Es evidente que los partidos están llenos de finos analistas. Por ejemplo, los independentistas sostienen con todo el cuajo que los no independentistas son “todos iguales”. No hay, aseguran, ninguna diferencia entre Vox, PP, Ciudadanos o PSOE. En ningún sentido. Que un forofo del Barça pueda defender (a gritos) que siempre que pierde su equipo es por culpa de los árbitros, se comprende, porque los aficionados al fútbol no lo son tras un acto de profunda racionalidad. Que el mismo tipo de fanatismo pueda darse entre un entusiasta de la CUP o de Junts per Catunya, puede pasar. Después de todo, como bien mostrara Jason Brennan, hay mucho simpatizante político que lo es con la fe del carbonero, más allá de cualquier tipo de razonamiento. Que afirmaciones de este tipo las hagan políticos profesionales resulta más preocupante. ¿De verdad es lo mismo indultar que no indultar, dialogar que no dialogar? ¿De verdad es lo mismo defender el derecho de las mujeres al aborto que pretender que tengan que ser madres aunque sea a consecuencia de una violación? ¿De verdad es lo mismo invertir en escuela o sanidad públicas que pulirse ese dinero en banderas de gran tamaño?
Este tipo de simplificación se ha generalizado en los últimos tiempos. La practican los independentistas, pero también dirigentes de otros partidos. Para Pablo Casado, hombre de profundas convicciones y formación convalidada, no hay diferencia entre ETA y el PSOE ni entre la CUP y el PDECat. No estudiar es lo que tiene.
Es evidente que no toda la derecha es idéntica, aunque tenga puntos en común. Tampoco lo es toda la izquierda ni lo son todos los independentistas. Que no se quiera ver así y se predique lo contrario se debe a que no pocos partidos han puesto sus mensajes en manos de departamentos publicitarios, los Iván Redondo y Miguel Ángel Rodríguez de turno.
Los partidos siempre han tenido estrategas y responsables de comunicación, como los bancos o los fabricantes de chorizos (en el sentido literal del término chorizo). Hasta hace un tiempo, estos asesores recibían instrucciones para difundir la imagen del partido, destacando sus diferencias respecto a otros pero siempre dentro de ciertos límites. Se comprende que incluso para un publicitario resulta muy difícil promocionar la sobrasada como adelgazante. En algún momento hay que hablar de los propios méritos. Salvo en política. En los últimos tiempos, los dirigentes políticos se dedican a exhibir casi en exclusiva los defectos del otro. Y si no es un defecto, no importa: los expertos publicitarios conseguirán presentarlo como tal. La función de quienes intervienen en los parlamentos no es ya buscar soluciones sino destacar la mala fe del otro.

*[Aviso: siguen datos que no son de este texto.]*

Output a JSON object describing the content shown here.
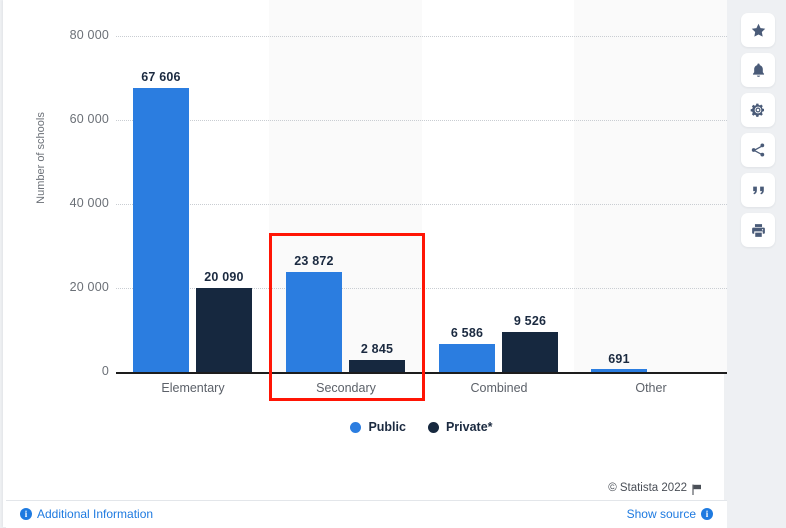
{
  "chart_data": {
    "type": "bar",
    "title": "",
    "xlabel": "",
    "ylabel": "Number of schools",
    "ylim": [
      0,
      80000
    ],
    "yticks": [
      "0",
      "20 000",
      "40 000",
      "60 000",
      "80 000"
    ],
    "ytick_values": [
      0,
      20000,
      40000,
      60000,
      80000
    ],
    "grid": true,
    "legend_position": "bottom",
    "categories": [
      "Elementary",
      "Secondary",
      "Combined",
      "Other"
    ],
    "series": [
      {
        "name": "Public",
        "color": "#2b7de0",
        "values": [
          67606,
          23872,
          6586,
          691
        ],
        "labels": [
          "67 606",
          "23 872",
          "6 586",
          "691"
        ]
      },
      {
        "name": "Private*",
        "color": "#16283f",
        "values": [
          20090,
          2845,
          9526,
          null
        ],
        "labels": [
          "20 090",
          "2 845",
          "9 526",
          ""
        ]
      }
    ],
    "annotation": {
      "type": "rectangle-highlight",
      "target_category": "Secondary",
      "color": "#ff1505"
    }
  },
  "legend": [
    {
      "label": "Public",
      "color": "#2b7de0",
      "dot": "legend-dot-public"
    },
    {
      "label": "Private*",
      "color": "#16283f",
      "dot": "legend-dot-private"
    }
  ],
  "footer": {
    "copyright": "© Statista 2022",
    "flag_icon": "flag-icon",
    "additional_information": "Additional Information",
    "show_source": "Show source",
    "info_icon": "i"
  },
  "toolbar": [
    {
      "name": "favorite-button",
      "icon": "star-icon"
    },
    {
      "name": "alert-button",
      "icon": "bell-icon"
    },
    {
      "name": "settings-button",
      "icon": "gear-icon"
    },
    {
      "name": "share-button",
      "icon": "share-icon"
    },
    {
      "name": "cite-button",
      "icon": "quote-icon"
    },
    {
      "name": "print-button",
      "icon": "print-icon"
    }
  ]
}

Siempre. En lo que sea. Y, claro, si se empieza llamando al rival ladrón y mala persona, incluso asesino, resulta luego muy difícil justificar el diálogo y el pacto con ese diablo.
Se ha producido una inversión de poderes. Hasta ahora los publicitarios cobraban por promocionar las consignas que defendían los dirigentes de una organización; ahora, estos dirigentes se dedican a reproducir las consignas de los publicitarios, crean en ellas o no. Porque resulta muy difícil creer que todos los políticos son unos botarates incapaces de pensar por cuenta propia. La descalificación sistemática, en el fútbol, es grave y ya se ha visto que acaba muchas veces en enfrentamientos; en la política resulta inaceptable. Pero hay muchos políticos que han hecho carrera escupiendo vinagre, insultando al contrario e incluso al vecino: Carles Puigdemont, Oriol Junqueras, Laura Borràs, Cayetana Álvarez de Toledo, Alfonso Guerra, Albert Rivera, Isabel Díaz Ayuso, Vox en pleno son políticos de los que es difícil recordar una propuesta constructiva.
Algunas de estas personas, cuando hablan en privado parecen razonar adecuadamente, pero es ponerles delante un micrófono y transformarse hasta tal punto que no les importa aparecer como un mal analista, peor incluso, una marioneta al servicio de mensajes publicitarios, por incoherentes que sean. Y ya se sabe que la publicidad vende cualquier cosa.
Cabe, claro, que algunos dirigentes políticos estén negados para hacer análisis precisos y ajustados y se encuentren a gusto chapoteando en el barro de la descalificación y el insulto. Sería una catástrofe, pero conviene no desdeñar la posibilidad. Explicaría por qué la tendencia a la grosería se mantiene al alza.